Um mês e meio do início do cruzeiro, o "Costa Luminosa" atraca no porto de Pago Pago, capital da Samoa Americana, ilha de Tutuila, Polinésia, em 15/10/2016; seguem-se depois as ilhas Tonga; visita a Auckland, Nova Zelândia, em 20/10/2016; volta pela Austrália: Sidney, a capital, e as Montanhas Azuis (24-26 de outubro de 2016).

O navio  chega, pela manhã de 29/10/2016, à cidade de Melbourne, Austrália; visita à Austrália Ocidental, enquanto o navio segue depois para Singapura; o Graça de Abreu e a esposa alugam um carro e percorrem grande parte da costa seguindo depois em 8 de novembro, de avião para Singapura, e voltando a "apanhar" o seu barco do amor...

De 8 a 10 de novembro, o casal está de visita a Singapura, seguindo depois o cruzeiro para Kuala Lumpur, Malásia (11 de novembro); Phuket, Tailândia (12-13 de novembro); Colombo, capital do Sri Lanka ou Ceilão ou Trapobana (segundo os "Lusíadas", de Luís de Camões. I, 1), em 15-16 de novembro. de 2016;

Na última parte da viagem, Graça de Abreu e a esposa estão, a 17 de novembro de 2016, em Cochim, na Índia, e descobrem a cada passo vestígios da presença portuguesa; a 18, visitam  Goa, seguindo depois para Bombaím (20 e 21 de novembro de 2016).
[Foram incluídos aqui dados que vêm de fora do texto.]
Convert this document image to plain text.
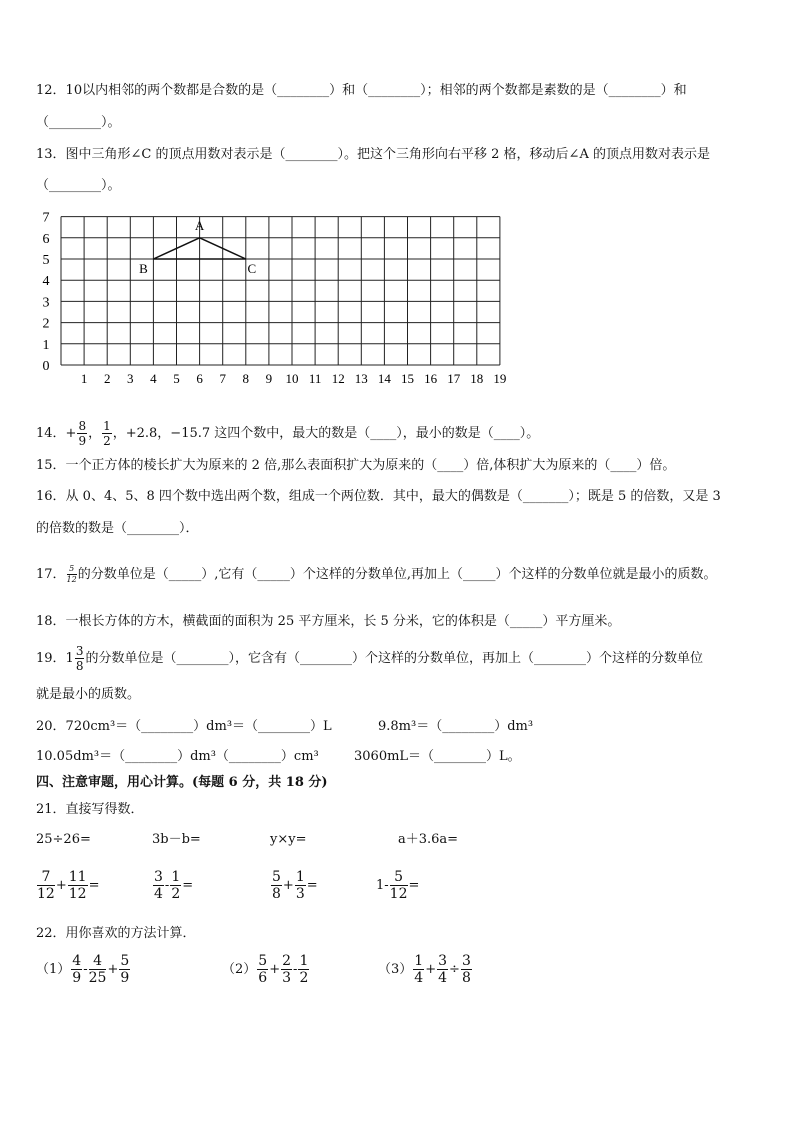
12．10以内相邻的两个数都是合数的是（________）和（________）；相邻的两个数都是素数的是（________）和
（________）。
13．图中三角形∠C 的顶点用数对表示是（________）。把这个三角形向右平移 2 格，移动后∠A 的顶点用数对表示是
（________）。
0
1
2
3
4
5
6
7
1 2 3 4 5 6 7 8 9 10 11 12 13 14 15 16 17 18 19
A
B	C
14．+ $\frac{8}{9}$ ， $\frac{1}{2}$ ，+2.8，−15.7 这四个数中，最大的数是（____），最小的数是（____）。
15．一个正方体的棱长扩大为原来的 2 倍,那么表面积扩大为原来的（____）倍,体积扩大为原来的（____）倍。
16．从 0、4、5、8 四个数中选出两个数，组成一个两位数．其中，最大的偶数是（_______）；既是 5 的倍数，又是 3
的倍数的数是（________）．
17． $\frac{5}{12}$ 的分数单位是（_____）,它有（_____）个这样的分数单位,再加上（_____）个这样的分数单位就是最小的质数。
18．一根长方体的方木，横截面的面积为 25 平方厘米，长 5 分米，它的体积是（_____）平方厘米。
19．$1 \frac{3}{8}$ 的分数单位是（________），它含有（________）个这样的分数单位，再加上（________）个这样的分数单位
就是最小的质数。
20．720cm³＝（________）dm³＝（________）L	9.8m³＝（________）dm³
10.05dm³＝（________）dm³（________）cm³	3060mL＝（________）L。
四、注意审题，用心计算。(每题 6 分，共 18 分)
21．直接写得数．
25÷26=	3b－b=	y×y=	a＋3.6a=
$\frac{7}{12} + \frac{11}{12}$ =	$\frac{3}{4} - \frac{1}{2}$ =	$\frac{5}{8} + \frac{1}{3}$ =	$1- \frac{5}{12}$ =
22．用你喜欢的方法计算．
$(1) \frac{4}{9} - \frac{4}{25} + \frac{5}{9}$	$(2) \frac{5}{6} + \frac{2}{3} - \frac{1}{2}$	$(3) \frac{1}{4} + \frac{3}{4} \div \frac{3}{8}$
Com 2 meses e 20 dias, depois da Índia, os nossos viajantes estão no Dubai, Emiratos Árabes Unidos, passando por Muscat, e Salah, dois sultanatos de Omã, em datas que já não podemos precisar (, as fotos deixam de ter data e hora...), de qualquer modo já estamos em finais de novembro /  princípios de dezembro de 2016. É tempo ainda para visitar Petra, na Jordânia, e atravessar os 170 km do canal do Suez (Egito), antes de o "Costa Luminosa" entrar no Mediterrâneo, com a viagem a terminar em Civitavecchia, porto de Roma, para o casal Abreu, e em Savona, para os restantes passageiros...  (Por lapso, no último poste indicámos o final de dezembro de 2016 como terminus da viagem; hoje sabemos que o cruzeiro de volta ao mundo terminou em Savona, no dia 9 de dezembro). (**)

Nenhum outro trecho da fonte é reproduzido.